• Dr. Monica Ngo

Get ready to lift!

Summer is finally here and this means spending more time outdoors, becoming physically active, getting ready for move-in day, or even catching up on daily chorus and activities around the house such as; gardening and cleaning. In such case, most often these activities require bending or lifting of some sort and this can sometimes lead to injuries; however, good news is most lifting injuries are PREVENTABLE! Read below to find out how you can protect your body and back from injuries.


Get Close to The Load

Stand with your feet shoulder width apart, head up, with the feet and body pointing in the same direction.


Knees Bent, Back Straight

Check the weight of what you're lifting. Use your arm and leg muscles to slowly lift the load.


Make Sure, You're in Sync

Keep the load close to your body.
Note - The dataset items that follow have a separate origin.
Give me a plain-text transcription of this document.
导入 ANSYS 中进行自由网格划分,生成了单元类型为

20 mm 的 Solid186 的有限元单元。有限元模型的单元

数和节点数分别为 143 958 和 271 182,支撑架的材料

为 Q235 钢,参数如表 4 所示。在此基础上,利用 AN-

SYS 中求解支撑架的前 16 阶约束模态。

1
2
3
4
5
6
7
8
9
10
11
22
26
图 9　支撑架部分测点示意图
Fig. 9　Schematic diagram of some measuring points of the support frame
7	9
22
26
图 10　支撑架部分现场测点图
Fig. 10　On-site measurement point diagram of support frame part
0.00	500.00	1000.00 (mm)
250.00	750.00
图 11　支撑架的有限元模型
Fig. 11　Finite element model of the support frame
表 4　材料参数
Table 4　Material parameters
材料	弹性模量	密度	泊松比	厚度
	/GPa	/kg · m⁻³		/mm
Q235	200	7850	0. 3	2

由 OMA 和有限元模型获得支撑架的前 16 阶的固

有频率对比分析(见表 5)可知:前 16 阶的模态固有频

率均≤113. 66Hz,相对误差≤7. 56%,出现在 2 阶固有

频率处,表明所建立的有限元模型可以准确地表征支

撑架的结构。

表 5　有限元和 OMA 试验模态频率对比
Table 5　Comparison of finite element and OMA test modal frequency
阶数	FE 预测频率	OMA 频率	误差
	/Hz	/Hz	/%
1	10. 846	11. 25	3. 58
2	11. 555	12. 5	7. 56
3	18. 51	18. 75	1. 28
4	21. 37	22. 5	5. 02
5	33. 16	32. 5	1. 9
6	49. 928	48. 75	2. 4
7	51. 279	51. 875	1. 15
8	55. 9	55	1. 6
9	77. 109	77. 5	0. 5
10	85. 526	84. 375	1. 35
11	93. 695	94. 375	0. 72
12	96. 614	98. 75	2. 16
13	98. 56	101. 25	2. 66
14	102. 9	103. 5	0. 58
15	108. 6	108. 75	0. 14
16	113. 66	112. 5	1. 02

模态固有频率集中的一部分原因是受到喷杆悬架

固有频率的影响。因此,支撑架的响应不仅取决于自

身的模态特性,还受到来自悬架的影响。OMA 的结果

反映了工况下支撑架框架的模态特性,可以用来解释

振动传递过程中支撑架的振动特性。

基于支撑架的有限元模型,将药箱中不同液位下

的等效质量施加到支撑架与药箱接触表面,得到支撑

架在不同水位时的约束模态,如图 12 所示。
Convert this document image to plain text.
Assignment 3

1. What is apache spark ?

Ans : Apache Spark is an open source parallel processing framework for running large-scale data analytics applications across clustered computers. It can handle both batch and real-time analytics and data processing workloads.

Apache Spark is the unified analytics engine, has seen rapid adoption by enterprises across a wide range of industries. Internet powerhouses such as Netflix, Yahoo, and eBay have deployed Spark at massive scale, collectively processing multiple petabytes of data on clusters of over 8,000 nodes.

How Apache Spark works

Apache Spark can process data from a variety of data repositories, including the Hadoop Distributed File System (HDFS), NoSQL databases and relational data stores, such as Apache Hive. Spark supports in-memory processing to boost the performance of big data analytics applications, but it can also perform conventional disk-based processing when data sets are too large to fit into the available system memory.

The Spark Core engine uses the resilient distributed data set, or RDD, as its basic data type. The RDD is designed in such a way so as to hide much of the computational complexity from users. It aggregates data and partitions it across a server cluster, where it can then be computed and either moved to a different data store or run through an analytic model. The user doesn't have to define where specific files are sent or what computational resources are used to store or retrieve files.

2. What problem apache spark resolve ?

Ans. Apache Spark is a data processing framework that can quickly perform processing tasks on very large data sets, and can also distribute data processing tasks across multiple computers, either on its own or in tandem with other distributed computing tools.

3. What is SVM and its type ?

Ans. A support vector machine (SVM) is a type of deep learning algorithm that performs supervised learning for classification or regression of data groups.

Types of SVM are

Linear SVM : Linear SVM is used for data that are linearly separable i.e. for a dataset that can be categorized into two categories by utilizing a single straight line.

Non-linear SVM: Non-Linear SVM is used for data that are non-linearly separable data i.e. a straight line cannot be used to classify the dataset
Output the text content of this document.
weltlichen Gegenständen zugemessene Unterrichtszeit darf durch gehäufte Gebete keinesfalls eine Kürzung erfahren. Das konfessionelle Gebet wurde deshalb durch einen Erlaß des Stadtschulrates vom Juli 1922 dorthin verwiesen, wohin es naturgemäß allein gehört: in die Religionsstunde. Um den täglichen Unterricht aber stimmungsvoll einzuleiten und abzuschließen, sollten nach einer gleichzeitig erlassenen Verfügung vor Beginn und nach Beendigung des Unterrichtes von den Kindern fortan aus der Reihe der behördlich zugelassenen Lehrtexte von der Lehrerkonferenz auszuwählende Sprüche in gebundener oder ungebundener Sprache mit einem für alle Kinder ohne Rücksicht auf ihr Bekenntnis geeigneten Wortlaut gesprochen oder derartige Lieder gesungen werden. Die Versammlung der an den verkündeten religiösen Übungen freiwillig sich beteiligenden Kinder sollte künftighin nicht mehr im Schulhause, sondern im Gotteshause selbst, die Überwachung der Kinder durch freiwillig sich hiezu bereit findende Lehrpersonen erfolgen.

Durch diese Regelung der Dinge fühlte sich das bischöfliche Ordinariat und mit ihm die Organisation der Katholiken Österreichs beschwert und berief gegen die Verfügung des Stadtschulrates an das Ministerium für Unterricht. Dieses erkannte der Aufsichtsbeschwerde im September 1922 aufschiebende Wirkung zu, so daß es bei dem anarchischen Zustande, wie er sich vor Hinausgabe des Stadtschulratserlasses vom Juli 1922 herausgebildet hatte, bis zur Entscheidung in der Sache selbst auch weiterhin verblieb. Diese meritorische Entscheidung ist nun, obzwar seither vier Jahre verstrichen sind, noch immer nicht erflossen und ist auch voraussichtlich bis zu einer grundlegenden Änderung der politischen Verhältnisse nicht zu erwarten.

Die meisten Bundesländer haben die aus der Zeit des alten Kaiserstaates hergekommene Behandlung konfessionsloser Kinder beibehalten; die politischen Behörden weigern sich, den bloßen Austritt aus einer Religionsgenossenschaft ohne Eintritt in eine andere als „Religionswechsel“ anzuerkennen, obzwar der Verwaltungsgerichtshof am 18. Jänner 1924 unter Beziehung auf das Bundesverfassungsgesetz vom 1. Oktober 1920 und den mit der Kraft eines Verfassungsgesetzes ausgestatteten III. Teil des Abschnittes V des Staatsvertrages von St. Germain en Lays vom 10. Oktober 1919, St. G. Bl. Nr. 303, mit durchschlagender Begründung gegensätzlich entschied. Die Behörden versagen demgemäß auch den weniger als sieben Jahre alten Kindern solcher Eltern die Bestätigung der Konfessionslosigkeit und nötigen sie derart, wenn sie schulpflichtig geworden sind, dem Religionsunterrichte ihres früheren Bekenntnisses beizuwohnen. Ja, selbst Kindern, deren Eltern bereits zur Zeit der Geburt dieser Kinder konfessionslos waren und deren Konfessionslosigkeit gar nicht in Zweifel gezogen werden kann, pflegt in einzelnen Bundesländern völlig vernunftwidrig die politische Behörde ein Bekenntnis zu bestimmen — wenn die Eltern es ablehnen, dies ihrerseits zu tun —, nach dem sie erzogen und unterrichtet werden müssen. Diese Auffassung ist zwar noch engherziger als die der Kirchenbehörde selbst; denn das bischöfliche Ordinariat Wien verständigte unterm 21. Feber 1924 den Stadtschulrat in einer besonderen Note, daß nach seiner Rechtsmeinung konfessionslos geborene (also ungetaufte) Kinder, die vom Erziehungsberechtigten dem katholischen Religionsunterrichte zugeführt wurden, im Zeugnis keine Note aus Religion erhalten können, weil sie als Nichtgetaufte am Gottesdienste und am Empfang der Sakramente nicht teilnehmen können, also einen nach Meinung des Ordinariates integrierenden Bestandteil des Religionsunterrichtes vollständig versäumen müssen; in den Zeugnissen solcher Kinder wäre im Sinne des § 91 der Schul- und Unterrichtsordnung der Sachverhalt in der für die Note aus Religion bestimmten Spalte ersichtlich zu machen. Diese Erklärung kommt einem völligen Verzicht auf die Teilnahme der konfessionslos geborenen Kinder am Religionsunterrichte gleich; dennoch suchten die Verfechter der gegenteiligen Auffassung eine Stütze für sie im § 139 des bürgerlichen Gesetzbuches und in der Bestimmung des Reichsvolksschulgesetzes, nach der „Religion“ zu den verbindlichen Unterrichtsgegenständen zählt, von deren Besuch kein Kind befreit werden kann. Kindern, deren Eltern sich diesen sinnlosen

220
Pivot with your feet and AVOID twisting your body while carrying the load.



You're almost done!

Bend your knees and slowly lower the load to it's proper place. DO NOT lift heavy objects above your waist and AVOID heavy lifting following prolonged bending or kneeling.



and Remember


If the load is too heavy, don't forget to ask for help. Always remember the saying "Many hands make light work" and apply the following above principals. Also listen to your body, doing repetitive bending, hunching over and lifting will eventually cause your muscles and joints to ache, take a break and change your position often. Following these tips will help protect not only your back but also your body for years to come.